Краснокожий сорвал с плеча винтовку, и у маминых ног в землю впились пули. Мама не шелохнулась.
— Сэр, я Богом клянусь, — не сдавалась она.
Офицер что-то рявкнул, и двое карателей, схватив маму за плечи, потащили ее в сторону шалашей. Даже теперь она не закричала. Будто язык проглотила.
Я хотела броситься следом, но струсила. И поднять голос в защиту мистера Уоттса тоже струсила. Я не знала, как поднять голос или побежать за мамой, чтобы не навлечь на себя беду.
— Эй, ты. Тебя как звать?
Он почти вплотную приблизил ко мне свое лицо, подернутое пленкой испарины; желтушные глаза высматривали мой страх — так одна собака принюхивается к другой.
— Матильда, сэр.
— Эта женщина тебе родня?
— Она моя мама, сэр.
Заслышав это, офицер прокричал что-то солдатам. Один из них подошел и ткнул меня прикладом.
— Пошла, — бросил он.
На ходу он не переставал меня подгонять. Но я уже знала, куда меня ведут.
Когда я оказалась за шалашами, моя мать лежала на земле. Ее подмял под себя краснокожий солдат. Другой солдат застегивал штаны; мое появление его разозлило. Он рявкнул на моего конвоира. Тот ответил, и первый ухмыльнулся. Солдат, придавивший собой мою мать, оглянулся через плечо, и конвоир ему сообщил:
— А вот и дочка ее.
Мама встрепенулась.
Она оттолкнула насильника. Увидев ее наготу, я испытала такой стыд за нас обеих, что не сдержала слезы. Мама принялась молить карателей:
— Прошу вас. Сжальтесь. Посмотрите. Она еще ребенок. Единственная дочка моя. Прошу вас. Умоляю. Пощадите мою дорогую Матильду.

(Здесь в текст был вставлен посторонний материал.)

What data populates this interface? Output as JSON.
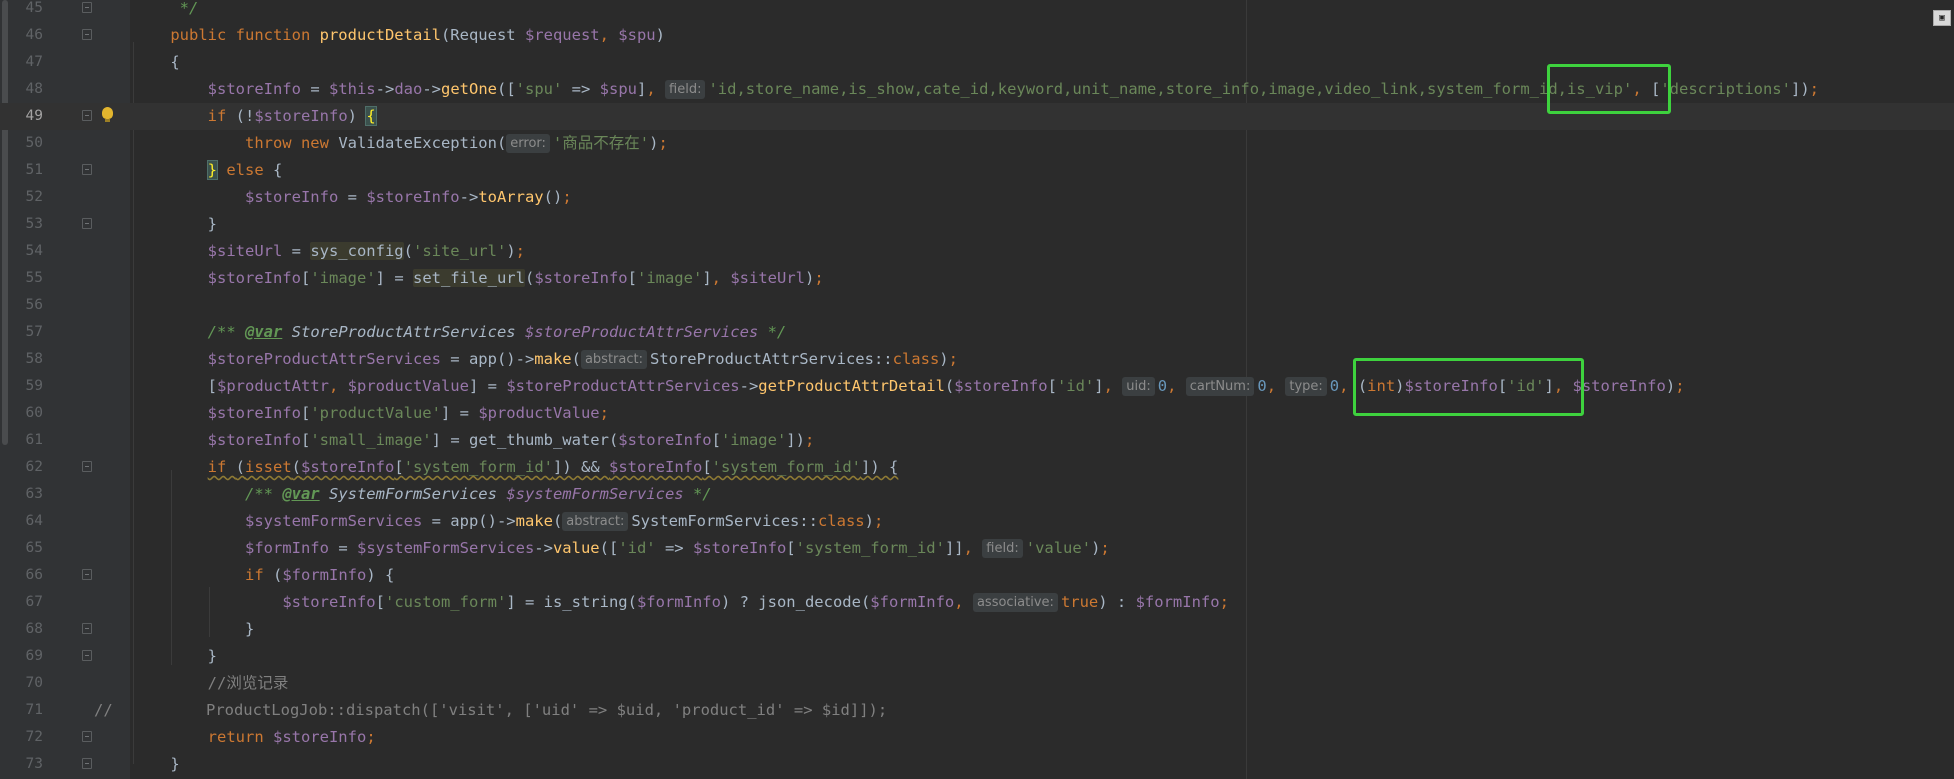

Один из карателей выругался и приказал ей заткнуться. Тот, которого она сбросила, со всей силы пнул ее под ребра, и она, охнув, обмякла. Конвоир схватил меня за локоть и не отпускал.
С хрипом и стонами мама попыталась сесть. Она тянула ко мне руку. Ее лицо исказилось от страха. Мокрые глаза, бесформенный рот.
— Подойди, — выдавила она. — Подойди, родная моя Матильда. Дай тебя обнять.
Я дернулась к ней; солдат отпустил меня ровно на шаг и тут же поймал, как рыбу на крючок. Его дружки заржали.
Весь в испарине, к нам приближался офицер, и у меня мелькнула какая-то надежда.
Он брезгливо посмотрел на мою мать, скорчившуюся в пыли. Его глаза и губы выражали отвращение. Он приказал ей встать. Мама с усилием поднялась на ноги. Она держалась за ребра. А я не могла даже двинуться, чтобы ее поддержать. Меня пригвоздили к месту.